Applicants receive basic information about the asylum process in Denmark - and are offered a medical check. Special attention is paid to the most vulnerable, such as asylum seekers with trauma, victims of torture, families with small children or elderly people with impaired health. Center Sandholm also has a kindergarten, minding children while their parents go to interviews with authorities or resting.

Center Sandholm houses approximately 500 residents. There are three types of accommodation: a building with family rooms and private bathroom, two buildings with 4-person rooms and common bathrooms and toilets in the corridor, and 6 new buildings with double rooms with private bathroom. There are also laundry, cafeteria, health clinic, residents' phones and various tenant-led activities, such as sewing, an info cafe, a women's group and bicycle workshop. Residents can either eat in the center's cafeteria, or receive money so they may cook for themselves.

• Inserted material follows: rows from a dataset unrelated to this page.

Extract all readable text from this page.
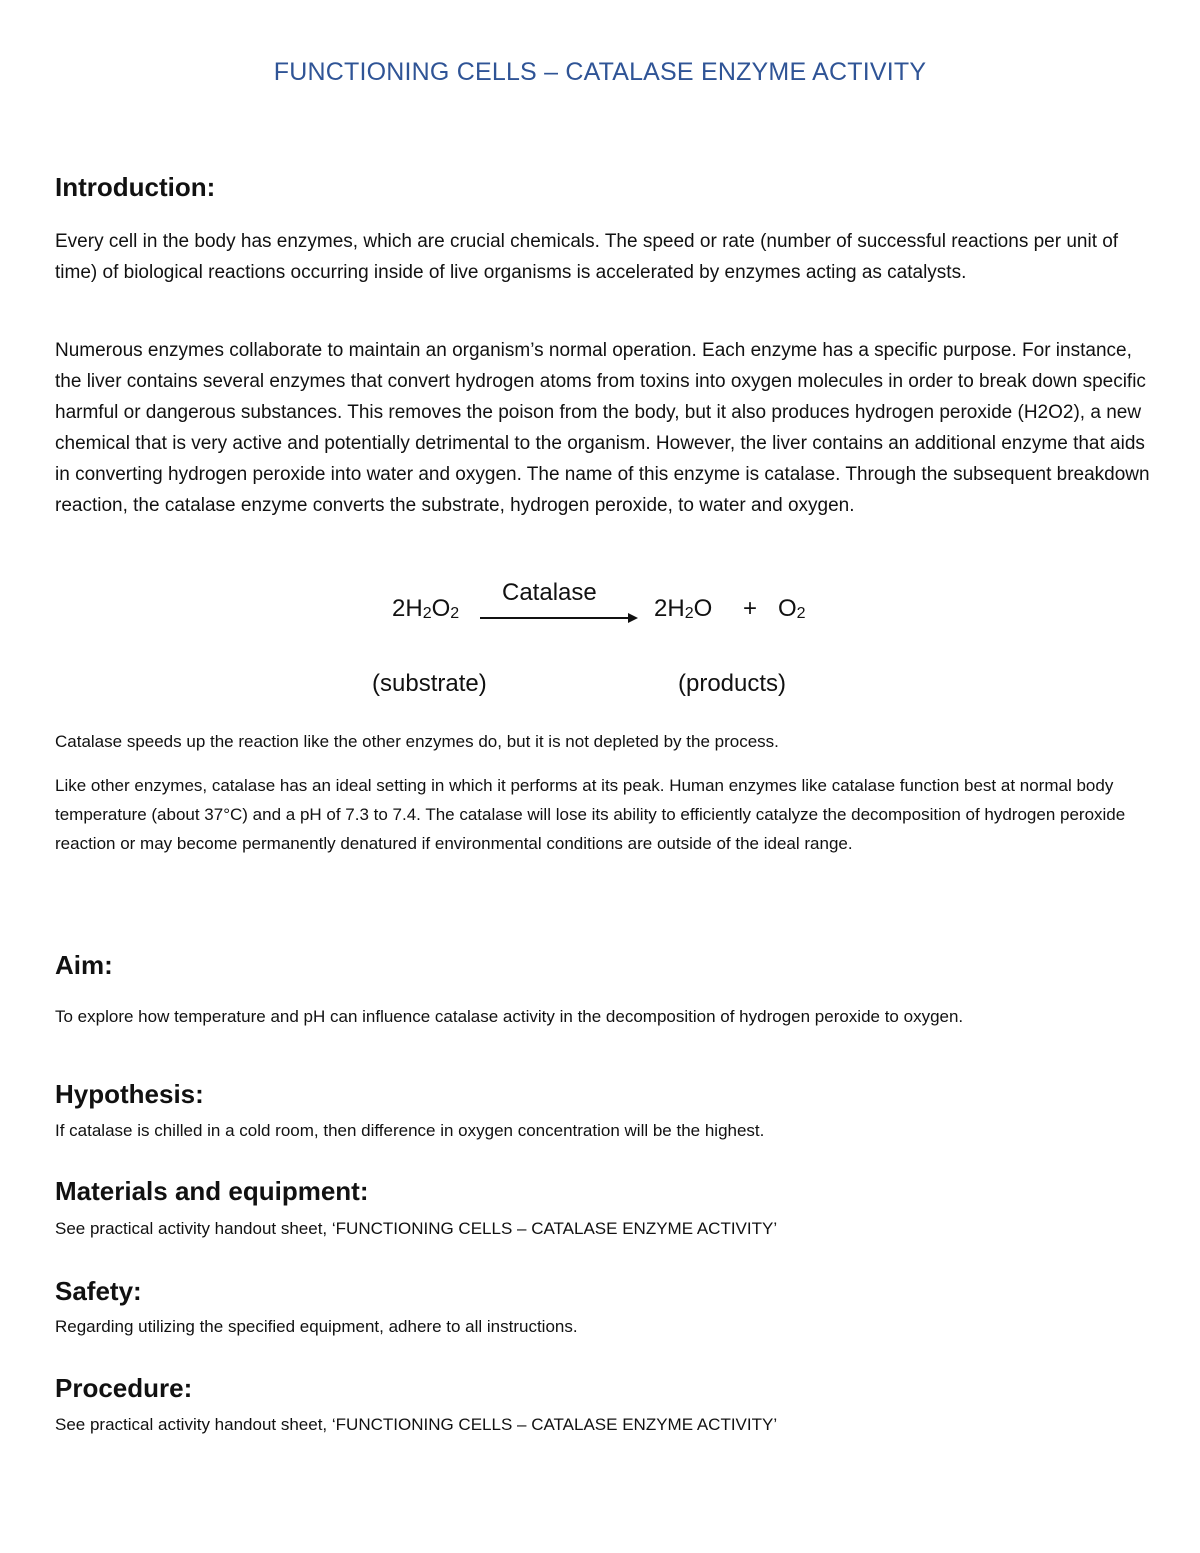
FUNCTIONING CELLS – CATALASE ENZYME ACTIVITY
Introduction:

Every cell in the body has enzymes, which are crucial chemicals. The speed or rate (number of successful reactions per unit of time) of biological reactions occurring inside of live organisms is accelerated by enzymes acting as catalysts.

Numerous enzymes collaborate to maintain an organism’s normal operation. Each enzyme has a specific purpose. For instance, the liver contains several enzymes that convert hydrogen atoms from toxins into oxygen molecules in order to break down specific harmful or dangerous substances. This removes the poison from the body, but it also produces hydrogen peroxide (H2O2), a new chemical that is very active and potentially detrimental to the organism. However, the liver contains an additional enzyme that aids in converting hydrogen peroxide into water and oxygen. The name of this enzyme is catalase. Through the subsequent breakdown reaction, the catalase enzyme converts the substrate, hydrogen peroxide, to water and oxygen.

$2H_2O_2$
Catalase
$2H_2O + O_2$
(substrate)	(products)

Catalase speeds up the reaction like the other enzymes do, but it is not depleted by the process.

Like other enzymes, catalase has an ideal setting in which it performs at its peak. Human enzymes like catalase function best at normal body temperature (about 37°C) and a pH of 7.3 to 7.4. The catalase will lose its ability to efficiently catalyze the decomposition of hydrogen peroxide reaction or may become permanently denatured if environmental conditions are outside of the ideal range.

Aim:

To explore how temperature and pH can influence catalase activity in the decomposition of hydrogen peroxide to oxygen.

Hypothesis:

If catalase is chilled in a cold room, then difference in oxygen concentration will be the highest.

Materials and equipment:

See practical activity handout sheet, ‘FUNCTIONING CELLS – CATALASE ENZYME ACTIVITY’

Safety:

Regarding utilizing the specified equipment, adhere to all instructions.

Procedure:

See practical activity handout sheet, ‘FUNCTIONING CELLS – CATALASE ENZYME ACTIVITY’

Asylum seekers are offered a short course in Danish and knowledge of Denmark for everyday use, which are taught in the center.

School age children go to the Danish Red Cross' school in Lynge, or the local public schools. The Center Sandholm also has a playgroup and smaller club for older children.

==Demonstration==
On October 25, 2008, a group approx. 1,500 protesters marched from the Allerød train station to Sandholm in protest under the slogan Luk Lejren ("Close the Camp"), of which 46 were arrested.

They claim to have followed police directions, and that the police reacted with unnecessary violence. It is clear that there were around 200 police sent to protect the center, who erected plastic barricades at some distance from it to prevent access. They fired teargas at protesters, which drifted back into the center. Protesters also claim that the police ran into them with their vehicles. The inner fence was breached in several places and the protesters deemed the protest a symbolic success.

Other reports suggest that part of group, at least, were violent and provoked the police in order to distract attention from a smaller group who caused damage to the inner wire fence. This was signaled with purple plumes, and it was called into by megaphones to follow these plumes to the illegal part of the demonstration.

The police have denied the accusations of excessive violence and say that the tear gas was appropriate in the situation, and that they were attacked by demonstrators.

===Criticism of demonstration===
An asylum seeker in Sandholm appealed through a Facebook group for the action to be called off because most residents were worried and had come to Denmark to seek protection from war and violence. Centerleder Chemnitz from the Danish Red Cross said that the residents were insecure, especially families with children. Families were therefore offered to stay elsewhere, while the demonstration took place.

Youth Red Cross called on the people behind the Action Close camp to engage in asylum policy by volunteering in asylum centers, a spokesman for the Action Close camp rejected this idea.

Critics have noted that residents in the Sandholm camp are free to move in and out through the gate, so there should be no reason to cut a hole in the fence. Port Control prevents the unauthorized entry of outsiders only, to guard against drugs and prostitution.

===Sabotage against the S-Train===
The demonstration was two hours late because of vandalism of the S-train from Copenhagen. A signal cable at Lyngby Station was cut at approx. 10:45am, which resulted in the shutdown of the commuter train for several hours. A right-wing group who called themselves "Train Time" took responsibility for this action. They published a press release on the Nazi website DNF:

"We have chosen to prevent and delay as many protesters as possible from reaching the refugee camp Saturday 25 10 08. To achieve this, we have decided to dismantle the safety features on the S-train line between Copenhagen. And Hillerød. The cables for signaling and telecommunications were clipped at about 1045."

It is not known if any charges have been laid.